PRESS RELEASE:
Hobart, Tasmania, February 01, 2018. Shipowners are embracing a new generation of weather routeing tools as they look to optimise vessel performance in the face of higher fuel costs and looming environmental regulations.
Leading metocean data provider Tidetech reports that owners are increasingly requesting high resolution data for regional trading patterns and coastal waters where tides and currents can have a greater impact on fuel consumption than on an ocean voyage.
The renewed take-up of interest in weather routeing is being driven by a combination of related factors.
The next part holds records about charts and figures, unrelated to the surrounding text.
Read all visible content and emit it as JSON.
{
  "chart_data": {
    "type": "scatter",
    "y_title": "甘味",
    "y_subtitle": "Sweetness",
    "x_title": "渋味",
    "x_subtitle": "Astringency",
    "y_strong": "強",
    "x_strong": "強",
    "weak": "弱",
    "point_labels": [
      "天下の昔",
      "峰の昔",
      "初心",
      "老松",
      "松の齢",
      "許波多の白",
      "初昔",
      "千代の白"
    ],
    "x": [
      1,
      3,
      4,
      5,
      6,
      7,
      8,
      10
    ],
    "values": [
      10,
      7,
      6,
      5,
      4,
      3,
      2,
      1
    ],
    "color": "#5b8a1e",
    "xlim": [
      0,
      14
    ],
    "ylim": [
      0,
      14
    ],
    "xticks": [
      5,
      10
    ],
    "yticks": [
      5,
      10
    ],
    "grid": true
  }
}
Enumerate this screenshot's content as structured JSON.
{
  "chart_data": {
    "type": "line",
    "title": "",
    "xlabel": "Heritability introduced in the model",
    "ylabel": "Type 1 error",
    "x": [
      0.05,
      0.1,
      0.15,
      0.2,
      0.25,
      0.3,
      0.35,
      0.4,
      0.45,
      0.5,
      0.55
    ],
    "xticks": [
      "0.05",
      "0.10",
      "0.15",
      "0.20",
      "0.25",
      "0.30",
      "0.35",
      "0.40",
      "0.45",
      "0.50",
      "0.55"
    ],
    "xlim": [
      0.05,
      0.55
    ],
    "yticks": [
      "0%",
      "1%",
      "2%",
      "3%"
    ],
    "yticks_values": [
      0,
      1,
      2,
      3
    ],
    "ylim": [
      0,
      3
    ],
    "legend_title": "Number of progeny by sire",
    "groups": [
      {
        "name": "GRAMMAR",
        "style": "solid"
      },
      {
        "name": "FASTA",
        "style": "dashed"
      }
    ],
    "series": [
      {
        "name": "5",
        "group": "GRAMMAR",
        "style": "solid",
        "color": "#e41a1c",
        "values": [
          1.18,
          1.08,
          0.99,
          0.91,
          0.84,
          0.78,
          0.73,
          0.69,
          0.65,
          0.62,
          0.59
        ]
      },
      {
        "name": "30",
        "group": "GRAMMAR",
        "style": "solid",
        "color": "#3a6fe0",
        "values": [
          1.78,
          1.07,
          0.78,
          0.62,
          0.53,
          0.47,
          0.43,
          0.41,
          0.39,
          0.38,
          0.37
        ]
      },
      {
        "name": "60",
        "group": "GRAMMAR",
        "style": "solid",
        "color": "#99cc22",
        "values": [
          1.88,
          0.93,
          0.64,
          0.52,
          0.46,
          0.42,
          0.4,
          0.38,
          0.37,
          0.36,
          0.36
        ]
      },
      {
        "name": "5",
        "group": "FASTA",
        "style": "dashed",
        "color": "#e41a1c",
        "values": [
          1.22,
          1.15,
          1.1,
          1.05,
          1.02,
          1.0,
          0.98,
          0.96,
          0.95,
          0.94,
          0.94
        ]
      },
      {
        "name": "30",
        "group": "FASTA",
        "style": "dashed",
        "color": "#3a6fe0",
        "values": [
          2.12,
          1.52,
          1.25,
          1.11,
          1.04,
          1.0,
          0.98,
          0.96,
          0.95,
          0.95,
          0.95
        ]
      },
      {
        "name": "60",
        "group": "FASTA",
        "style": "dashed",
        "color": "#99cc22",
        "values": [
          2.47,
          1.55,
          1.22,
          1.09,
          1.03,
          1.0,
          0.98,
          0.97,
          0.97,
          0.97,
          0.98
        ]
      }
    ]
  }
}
A combination of EU MRV, the 2020 sulfur cap and IMO DCS regulations means owners are seeking cost-efficient ways to save fuel, lower emissions and improve schedule performance on existing vessels.
“There is a long standing misconception that weather services can only have a benefit when sailing in blue water and that once ships are in coastal waters or traffic separation schemes that this part of the voyage cannot be optimised,” explains Tidetech Founder and Managing Director Penny Haire. “We have proven definitively that there are more potential cost savings from optimising against currents in UK coastal and Northern European waters than there are across the whole North Atlantic and customers are already taking advantage of this in speed optimisation and performance analysis.”
As a result, operators can predict ETA more accurately and use vessel speed and power settings to arrive on schedule, even when it changes. Tidetech is the only provider high resolution modelling of coastal tides and currents, including in critical locations such as the Malacca Strait and English Channel and also delivers combined ocean current and tide data on a global basis.
The trend is being pushed along by the exponential growth in competitively-priced satellite bandwidth and by the greater use of fleet management systems that can combine layers of information to display a complete operation on a single dashboard.
“For owners and operators, better data and information can feed directly into enhanced fleet and voyage management, whether this is driven by compliance or commercial reasons,” adds Haire. “Not limiting one’s thinking to the idea that voyage optimisation is only about deepsea shipping also means there are completely new classes of vessel that could benefit, including coastal and short sea vessels, ferries, workboats and OSVs.”
Using enterprise-grade cloud-based servers means Tidetech can generate tidal models in minutes which would have previously taken a day on a supercomputer and deliver group files for ingestion into onboard systems with minimal satellite bandwidth consumption.